Thoughts. Experiences. Inspiration.

Lord of Death

July 4, 2011 0

(From a text)

At the end of a long meeting yesterday, I had a little surprise to perk me up after what had been a very exhausting night.

If you ask me what I like in this world, if you ask me what I am good at in this world, or what I am interested in, there’s not much I can say that I really like or I am okay at apart from Dharma. I love my Lama, and I love what I do even if sometimes my mind gets the better of me.

Oh yes, I know it sounds all so YSG (a Rinpoche-abbreviation for “you’re so good”, a sarcastic term referring to people attempting to portray they are oh-so holy) but it’s true.

I have my list of cravings – I like ang moh men, soy lattes, reading, pretty pictures, gossip magazines, lying in bed watching a DVD, new technology, aimlessly surfing the Internet – but at the end of the day, I’m a greedy little so-and-so when it comes to Dharma gifts!

And that’s the beauty of Rinpoche’s teachings. Rinpoche is always telling us we don’t have to give up who we are when we become Buddhist; all we do is change our motivation for wanting it all, and become better, kinder versions of ourselves.

So yesterday, when my mind was scattered and my eyes had lost all sense of coordination, Yamantaka was sent to blow my mind away. Excitement set in, and then I went home feeling calm and happy.

For so wrathful a deity, when I see him, I see the love of a father for their child – he really knows how to make me feel at peace and at ease.
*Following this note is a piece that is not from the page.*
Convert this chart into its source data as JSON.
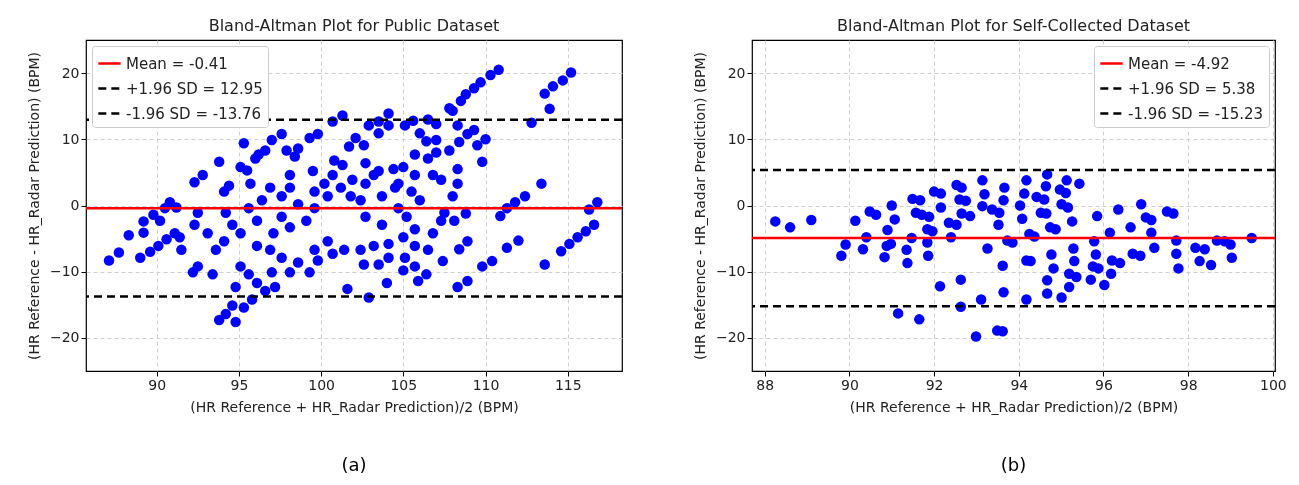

How does Yamantaka terminate death?

This question depends upon the meaning ascribed to the term death – but one way in which this ability can be identified is through the enlightening activity of wisdom. The wisdom mind is able to perceive that death has no intrinsic, concrete existence: our understanding of death emerges solely from the conventions of the world. Also, when we achieve the same realisation of Yamantaka – who is a Buddha – then we have transcended death.

There are three types of death spoken of in the Yamāntaka Tantra : Outer death is the regular end of life, which is embodied by Yama, Lord of Death, who resides in the south, seven stories under the earth. The inner death is ignorance of the true nature of non-dual reality. Instinctive habitual grasping and aversion to objectively “real” objects and subjects arises from this ignorance. The secret death is dualistic appearance on the subtlest level of clear light mind and illusory body. With the practice of Yamāntaka one overcomes those types of death and gains immortality as a Buddha.